I should like to say now that our attempt was to prevent Hitler from changing sentences after they had been passed by suggesting that the presidents of the district court of appeal should confirm the sentences whereby merely a technical, nonpolitical review would have been carried out. That attempt was intentionally brought to naught by Bormann for he realized that thereby it would have been impossible for Hitler to reopen, on the initiative of Party, trials which had been concluded.
Q. The possibility which the witness mentioned concerning the possibility of Bormann’s interference with every appointment of an official results from the decree of 10 July 1937 published in the Reichsgesetzblatt of 1937, page 769.[163] I shall submit that decree in a supplement to my document book.
Witness, concerning the evidence submitted by the prosecution, could you discuss a case which reveals such efforts being made by the Party?
A. I am able to do that. I refer to the statements made by the prosecution witness Ferber. He dealt with a case about which Guertner had frequently talked to me. That was the case against Heller in which the law against motor car traps [Gesetz ueber die Autofallen-Stellung] had been applied. For the information of the Tribunal I may say that law was promulgated on 22 June 1938. It is based on the particular initiative of Hitler.

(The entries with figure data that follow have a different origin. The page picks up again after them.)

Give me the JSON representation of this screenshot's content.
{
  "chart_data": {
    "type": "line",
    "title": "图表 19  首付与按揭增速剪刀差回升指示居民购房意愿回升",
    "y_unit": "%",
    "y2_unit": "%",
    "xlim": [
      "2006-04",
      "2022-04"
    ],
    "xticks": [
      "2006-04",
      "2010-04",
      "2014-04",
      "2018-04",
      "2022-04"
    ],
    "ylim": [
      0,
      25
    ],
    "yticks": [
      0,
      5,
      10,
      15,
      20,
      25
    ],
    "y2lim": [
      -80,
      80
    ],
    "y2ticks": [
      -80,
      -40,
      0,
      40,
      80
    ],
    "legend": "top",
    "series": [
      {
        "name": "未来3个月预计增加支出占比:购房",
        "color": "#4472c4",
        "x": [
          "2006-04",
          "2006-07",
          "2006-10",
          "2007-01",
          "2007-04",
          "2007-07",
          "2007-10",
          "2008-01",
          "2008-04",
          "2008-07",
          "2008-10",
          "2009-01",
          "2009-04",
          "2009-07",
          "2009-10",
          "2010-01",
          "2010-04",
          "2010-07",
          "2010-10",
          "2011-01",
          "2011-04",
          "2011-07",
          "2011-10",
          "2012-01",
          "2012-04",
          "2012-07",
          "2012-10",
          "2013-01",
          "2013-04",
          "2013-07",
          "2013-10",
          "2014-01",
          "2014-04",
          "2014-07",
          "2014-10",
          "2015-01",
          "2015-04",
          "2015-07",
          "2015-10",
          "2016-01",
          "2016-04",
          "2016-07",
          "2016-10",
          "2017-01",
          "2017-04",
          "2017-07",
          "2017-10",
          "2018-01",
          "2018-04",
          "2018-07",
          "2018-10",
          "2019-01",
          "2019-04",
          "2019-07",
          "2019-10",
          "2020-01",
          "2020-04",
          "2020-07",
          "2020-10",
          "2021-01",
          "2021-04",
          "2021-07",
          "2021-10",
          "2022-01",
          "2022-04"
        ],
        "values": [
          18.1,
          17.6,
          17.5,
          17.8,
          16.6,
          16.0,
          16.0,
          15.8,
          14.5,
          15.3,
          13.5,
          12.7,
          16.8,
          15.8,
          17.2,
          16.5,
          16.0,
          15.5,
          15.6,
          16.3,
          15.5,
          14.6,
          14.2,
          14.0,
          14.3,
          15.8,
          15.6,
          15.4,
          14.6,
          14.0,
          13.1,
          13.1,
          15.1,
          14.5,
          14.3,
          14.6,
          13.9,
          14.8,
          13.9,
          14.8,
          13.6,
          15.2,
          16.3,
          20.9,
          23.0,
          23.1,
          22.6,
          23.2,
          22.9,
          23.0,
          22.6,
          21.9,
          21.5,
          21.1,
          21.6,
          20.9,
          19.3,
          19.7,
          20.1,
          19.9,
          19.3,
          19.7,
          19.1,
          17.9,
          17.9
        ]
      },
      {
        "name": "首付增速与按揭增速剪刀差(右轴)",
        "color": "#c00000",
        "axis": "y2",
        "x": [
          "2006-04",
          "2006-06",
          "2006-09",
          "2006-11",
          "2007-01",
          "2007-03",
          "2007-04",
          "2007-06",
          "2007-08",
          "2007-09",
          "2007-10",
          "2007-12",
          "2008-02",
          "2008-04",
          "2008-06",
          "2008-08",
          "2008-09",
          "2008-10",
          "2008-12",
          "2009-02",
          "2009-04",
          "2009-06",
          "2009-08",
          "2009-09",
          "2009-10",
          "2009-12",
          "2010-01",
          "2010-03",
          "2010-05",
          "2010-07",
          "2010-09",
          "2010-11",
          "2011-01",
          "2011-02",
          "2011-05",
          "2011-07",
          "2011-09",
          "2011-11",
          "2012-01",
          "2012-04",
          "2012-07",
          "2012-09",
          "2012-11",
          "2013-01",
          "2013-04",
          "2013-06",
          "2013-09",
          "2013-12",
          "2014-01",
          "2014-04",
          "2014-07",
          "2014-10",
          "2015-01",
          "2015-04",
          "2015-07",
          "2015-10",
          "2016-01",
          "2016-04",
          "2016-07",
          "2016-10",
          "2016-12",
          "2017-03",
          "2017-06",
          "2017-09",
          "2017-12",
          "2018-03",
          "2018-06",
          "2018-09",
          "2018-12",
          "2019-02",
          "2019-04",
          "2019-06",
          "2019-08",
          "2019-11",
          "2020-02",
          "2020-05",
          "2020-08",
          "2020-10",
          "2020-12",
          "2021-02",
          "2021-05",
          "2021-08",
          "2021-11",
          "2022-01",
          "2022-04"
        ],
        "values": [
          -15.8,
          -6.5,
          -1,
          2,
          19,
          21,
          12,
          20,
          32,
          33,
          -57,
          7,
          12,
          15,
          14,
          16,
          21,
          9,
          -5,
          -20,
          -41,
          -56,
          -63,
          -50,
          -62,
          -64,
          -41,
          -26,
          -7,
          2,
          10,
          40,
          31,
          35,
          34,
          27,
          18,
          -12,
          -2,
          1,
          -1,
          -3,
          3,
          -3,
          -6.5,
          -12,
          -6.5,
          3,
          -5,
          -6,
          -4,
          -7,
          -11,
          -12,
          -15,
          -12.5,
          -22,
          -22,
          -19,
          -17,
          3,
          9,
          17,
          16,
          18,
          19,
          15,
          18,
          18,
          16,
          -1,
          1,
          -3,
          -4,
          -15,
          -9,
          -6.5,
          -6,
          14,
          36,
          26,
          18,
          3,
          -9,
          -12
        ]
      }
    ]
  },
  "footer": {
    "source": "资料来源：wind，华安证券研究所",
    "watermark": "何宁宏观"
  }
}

The facts of the case were as follows: Soon after that law had been promulgated, Heller and his mistress as the riders of a driving school [sic][164] had attacked a driver and had robbed his money. While the case was being tried before the Special Court in Nuernberg in the presence of Gauleiter Streicher, and Denzler, the Gau legal office leader, Hitler appeared in Nuernberg unexpectedly. A death sentence against Heller was expected for certain. Evidently Streicher and Denzler intended to submit to Hitler in his presence a proposal for a death sentence on the basis of this new law in which Hitler was particularly interested. A telephone call was put through to the Ministry of Justice to hear an opinion on the question of clemency. Opposition was encountered there on the part of the Referent. That Referent was Ministerialrat Westphal, who was indicted here.[165] He refused to give his opinion because the legal problem which had arisen in the Heller case was being dealt with in a case before the Reich Supreme Court which was still pending and was there to be submitted for the opinion of the Reich Supreme Court judges. At that point the Party representatives became busy. Denzler reported this information to Hitler implying that Guertner obviously was sabotaging the application of this law, which Hitler himself had promoted, and he boasted that that was enough to bring about Guertner’s fall. At any rate, that interference on the part of the Party led to the fact that Hitler, following Denzler’s report, ordered the death sentence to be executed without waiting for the Ministry of Justice to give its opinion.
In Berlin, Hitler took to account the Referent Westphal in great anger for sabotaging the law, and only because Guertner acted on behalf of his own staff and only with the greatest effort was it possible to save Westphal.
Q. The Heller case which has just been mentioned begins in the transcript, page 1324, English text.[166]
What part did Goebbels play in that struggle against the administration of justice?
A. Goebbels set the machinery of propaganda to work against the administration of justice. He deluded the public by telling them that the people no longer had any confidence in the judiciary. That was a delusion for the opposite was true.
His propaganda machine not only made direct or camouflaged attacks against the judiciary in public and tried to lower their prestige, but he also tried by his art of dialectics in his speeches on the administration of justice quite deliberately to lead the judges astray and to put their consciences as judges to sleep. He coined the concept of the exigency of the State, and said that the courts, too, ought to make that their starting point. For a sentence, first of all expedience was decisive, and only later, perhaps, justice might also be considered.